In my last post, I discussed how we should measure the “lasts” of the Home Savings artworks. The Bartels and Preston tile mosaic I displayed is the last exterior work in California; today, the last interior work in California, by the longtime mosaicist of the series, Denis O’Connor. (As I mentioned last time, the very latest from O’Connor are in Illinois and Missouri — Berwyn, Evanston, and then Chesterfield, to be exact.)
I visited this mosaic on a day I had met with Denis’s son Kevin, and had a chance to see some of Denis’s later works and momentos of the decades spent working on projects for Home Savings. Kevin mentioned Denis’s frustration in some of his last projects, battling the difficulties of the mosaic craft, the troubles of older age, and the flagging enthusiasm for these mosaic works.
At the La Cañada branch, the diminution of the Home Savings works is evident: as the electrical outlet in this photograph suggests, the placement of this mosaic is happenstance, in the entry hallway to the bank, which does not have any of the other signals of Home Savings, like travertine facing.
The mosaic is much smaller than the average Home Savings artwork, and it was installed in a metal frame — ready to be carted away as needed, without the cost involved with removing the mosaics from cement and permanent walls, as would be required in most of the Home Savings locations.
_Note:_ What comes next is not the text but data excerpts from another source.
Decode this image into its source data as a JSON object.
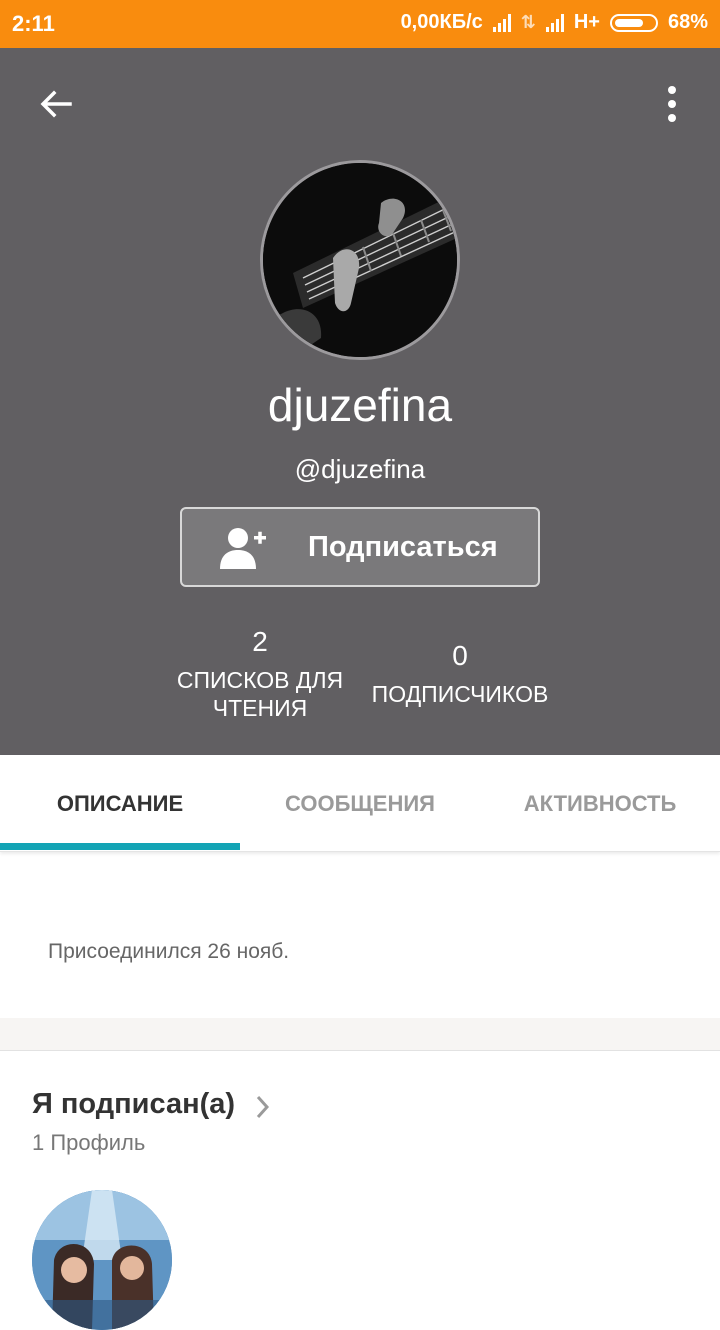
{
  "status_bar": {
    "time": "2:11",
    "network_speed": "0,00КБ/с",
    "network_type": "H+",
    "battery_percent": "68%"
  },
  "profile": {
    "name": "djuzefina",
    "handle": "@djuzefina",
    "follow_button_label": "Подписаться",
    "stats": {
      "reading_lists": {
        "count": "2",
        "label": "СПИСКОВ ДЛЯ ЧТЕНИЯ"
      },
      "followers": {
        "count": "0",
        "label": "ПОДПИСЧИКОВ"
      }
    }
  },
  "tabs": [
    {
      "label": "ОПИСАНИЕ",
      "active": true
    },
    {
      "label": "СООБЩЕНИЯ",
      "active": false
    },
    {
      "label": "АКТИВНОСТЬ",
      "active": false
    }
  ],
  "about": {
    "joined_text": "Присоединился 26 нояб."
  },
  "following": {
    "title": "Я подписан(а)",
    "count_text": "1 Профиль"
  },
  "icons": {
    "back": "arrow-left-icon",
    "menu": "more-vertical-icon",
    "follow": "add-user-icon",
    "chevron": "chevron-right-icon"
  },
  "colors": {
    "status_bar": "#f98c0e",
    "header_bg": "#615f62",
    "tab_indicator": "#13a4b5"
  }
}
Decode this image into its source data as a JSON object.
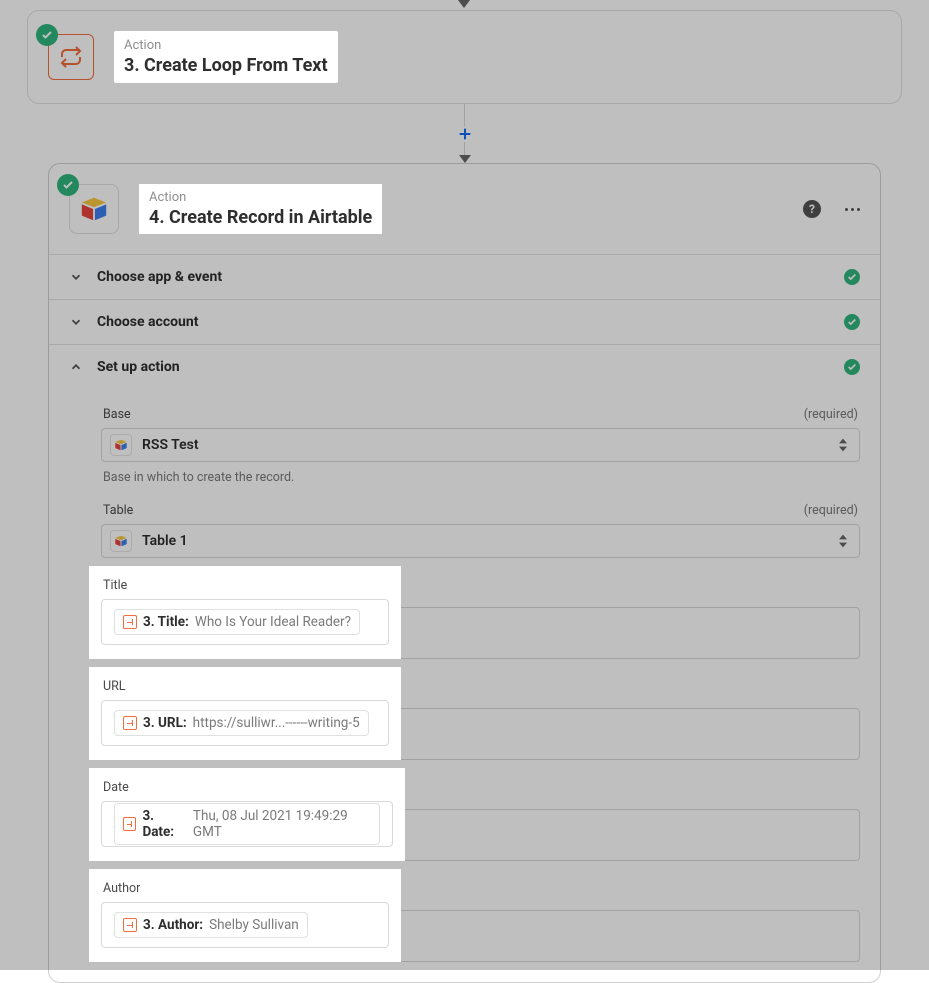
{
  "step3": {
    "eyebrow": "Action",
    "title": "3. Create Loop From Text"
  },
  "step4": {
    "eyebrow": "Action",
    "title": "4. Create Record in Airtable",
    "sections": {
      "app_event": "Choose app & event",
      "account": "Choose account",
      "setup": "Set up action"
    }
  },
  "form": {
    "base": {
      "label": "Base",
      "required_text": "(required)",
      "value": "RSS Test",
      "help": "Base in which to create the record."
    },
    "table": {
      "label": "Table",
      "required_text": "(required)",
      "value": "Table 1"
    },
    "title_field": {
      "label": "Title",
      "pill_key": "3. Title:",
      "pill_value": "Who Is Your Ideal Reader?"
    },
    "url_field": {
      "label": "URL",
      "pill_key": "3. URL:",
      "pill_value": "https://sulliwr...------writing-5"
    },
    "date_field": {
      "label": "Date",
      "pill_key": "3. Date:",
      "pill_value": "Thu, 08 Jul 2021 19:49:29 GMT"
    },
    "author_field": {
      "label": "Author",
      "pill_key": "3. Author:",
      "pill_value": "Shelby Sullivan"
    }
  }
}
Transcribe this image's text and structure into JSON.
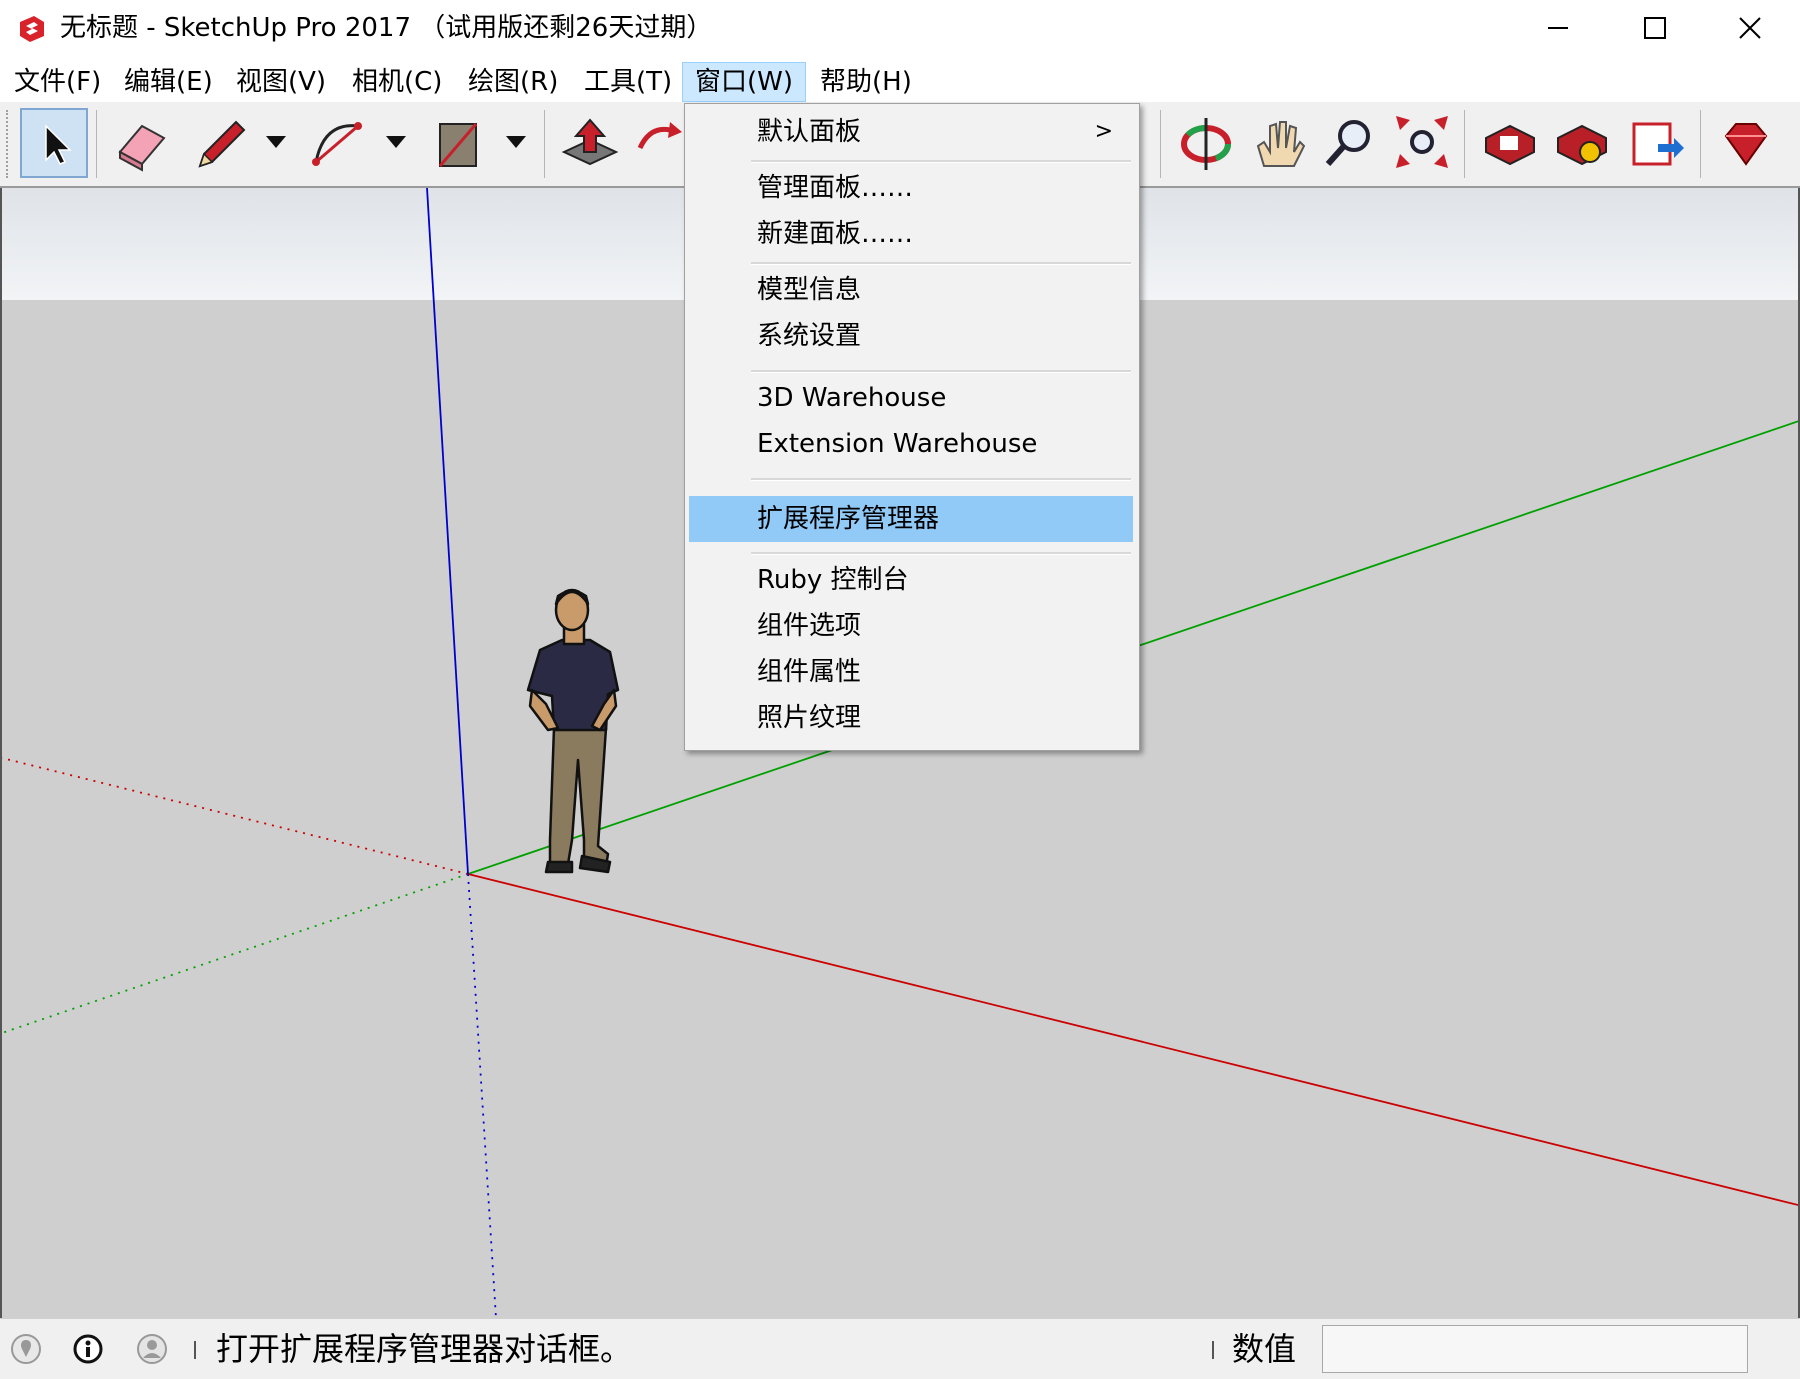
{
  "window": {
    "title": "无标题 - SketchUp Pro 2017 （试用版还剩26天过期）",
    "app_icon": "sketchup-logo-icon",
    "controls": [
      "minimize-icon",
      "maximize-icon",
      "close-icon"
    ]
  },
  "menubar": {
    "items": [
      {
        "label": "文件(F)"
      },
      {
        "label": "编辑(E)"
      },
      {
        "label": "视图(V)"
      },
      {
        "label": "相机(C)"
      },
      {
        "label": "绘图(R)"
      },
      {
        "label": "工具(T)"
      },
      {
        "label": "窗口(W)",
        "active": true
      },
      {
        "label": "帮助(H)"
      }
    ]
  },
  "toolbar": {
    "tools": [
      "select-icon",
      "eraser-icon",
      "pencil-icon",
      "arc-icon",
      "rectangle-icon",
      "push-pull-icon",
      "move-icon",
      "orbit-icon",
      "pan-icon",
      "zoom-icon",
      "zoom-extents-icon",
      "3d-warehouse-icon",
      "extension-warehouse-icon",
      "share-model-icon",
      "extension-manager-ruby-icon"
    ],
    "selected": "select-icon"
  },
  "window_menu": {
    "items": [
      {
        "label": "默认面板",
        "submenu": true
      },
      {
        "label": "管理面板……"
      },
      {
        "label": "新建面板……"
      },
      {
        "label": "模型信息"
      },
      {
        "label": "系统设置"
      },
      {
        "label": "3D Warehouse"
      },
      {
        "label": "Extension Warehouse"
      },
      {
        "label": "扩展程序管理器",
        "highlighted": true
      },
      {
        "label": "Ruby 控制台"
      },
      {
        "label": "组件选项"
      },
      {
        "label": "组件属性"
      },
      {
        "label": "照片纹理"
      }
    ],
    "submenu_arrow": ">"
  },
  "statusbar": {
    "icons": [
      "geo-location-icon",
      "info-icon",
      "user-icon"
    ],
    "message": "打开扩展程序管理器对话框。",
    "vcb_label": "数值",
    "vcb_value": ""
  },
  "colors": {
    "highlight": "#91c9f7",
    "menu_active": "#cce8ff",
    "axis_red": "#cc0000",
    "axis_green": "#00a000",
    "axis_blue": "#0000cc",
    "ground": "#cfcfcf"
  }
}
Rather than placed high overhead, the mosaic is at eye level, allowing a far more intimate examination of the craftsmanship and a tactile appreciation for the tiles, design, and methods.
I have not yet checked the relevant file at the Huntington Library, but I believe what Kevin told me, that the artwork is meant to echo the nearby Descanso Gardens, once again linking the bank to the community. The ducks, roses, and trees over streams in the mosaic match nicely with the images of the gardens available on their website.
Descanso Gardens are a bit of a hidden treasure–a preserve in the San Rafael Hills that held out against the post-WWII transformation of the LA Basin, and a park more muted than the region’s brashest and most well-known attractions. So too is this last Home Savings mosaic in California modest — but, in its intimate size and placement, a treasure worth the trip.